Медленно, как на похоронах, они покинули Белую Башню и окунулись во мрак, озаряемый багровыми отсветами пожаров; медленно пересекли двор и постояли перед засохшим деревом. Тихо было здесь. Едва доносились со стен звуки сражения, да печально капала вода с засохших ветвей в темное озерко. Скорбная процессия миновала ворота Цитадели и, провожаемая изумленными и испуганными взглядами часовых, повернула на запад. В стене шестого яруса темнела запертая дверь. Ее открывали только во время погребений. Никто, кроме Правителя и служителей Дома Мертвых, не пользовался ею. От двери неширокая дорога вела к усыпальницам Королей и Правителей Гондора. От Города скорбное место отделялось ущельем.

Из маленького домика у дороги навстречу им выбежал напуганный служитель с фонарем. Денетор приказал отпереть дверь, и она бесшумно распахнулась. Теперь процессия поднималась по дороге между древних стен. В мечущемся свете фонаря из мрака выступали ряды колонн. Медленные шаги слуг гулко отдавались под сводами. Улица-туннель, где стены сплошь покрывали барельефы давно умерших людей, привела к Дому Предков и здесь слуги опустили свой груз.

Пиппин с беспокойством осматривал просторный сводчатый зал.
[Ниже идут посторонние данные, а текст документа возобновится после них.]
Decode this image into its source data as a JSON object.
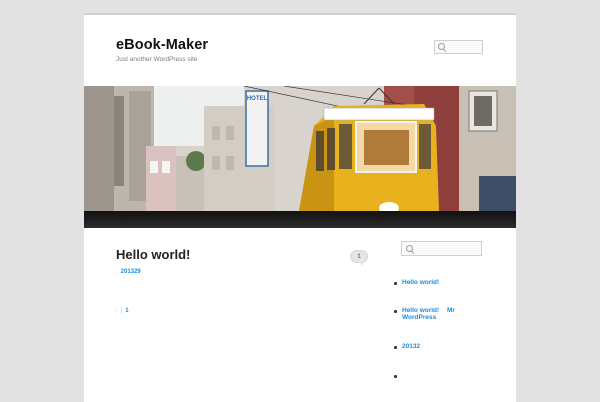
{
  "site": {
    "title": "eBook-Maker",
    "description": "Just another WordPress site"
  },
  "header_search": {
    "placeholder": ""
  },
  "hero": {
    "sign_text": "HOTEL"
  },
  "post": {
    "title": "Hello world!",
    "comment_count": "1",
    "date_link": "201329",
    "footer_link": "1"
  },
  "sidebar": {
    "search_placeholder": "",
    "items": [
      {
        "label": "Hello world!"
      },
      {
        "label": "Hello world!",
        "label2": "Mr",
        "label3": "WordPress"
      },
      {
        "label": "20132"
      },
      {
        "label": ""
      }
    ]
  },
  "colors": {
    "link": "#1b8be0",
    "page_bg": "#e2e2e2",
    "tram_yellow": "#e8b21f"
  }
}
Слабый свет фонаря не достигал стен, освещая лишь ряды невысоких мраморных постаментов. На каждом из них покоилась фигура со сложенными на груди руками. Ближайший ко входу постамент был пуст. На него по знаку Правителя слуги опустили Фарамира. Денетор лег рядом с сыном. Слуги накрыли их одним покрывалом и склонили головы, как перед смертным ложем.

– Здесь мы будем ждать, - тихо прошелестел голос Правителя. - Бальзамирования не будет. Вот мой последний приказ: принесите побольше сухих дров и сложите вокруг. Это все. Прощайте.

Пиппин не мог больше выносить этого ужасного зрелища, и выбежал из обители смерти.

– Бедный Фарамир! - твердил он. - Его лечить нужно, а не оплакивать. Бедный Фарамир! - Внезапно он остановился и хлопнул себя по лбу. - Нечего причитать! - прикрикнул он сам на себя. - Надо найти Гэндальфа.

Пиппин обернулся к слугам, закрывавшим двери.

– Слушайте, - торопливо сказал он, - не спешите выполнять приказы Правителя. Он не в себе. Пока Фарамир жив, не делайте ничего. Подождите Гэндальфа.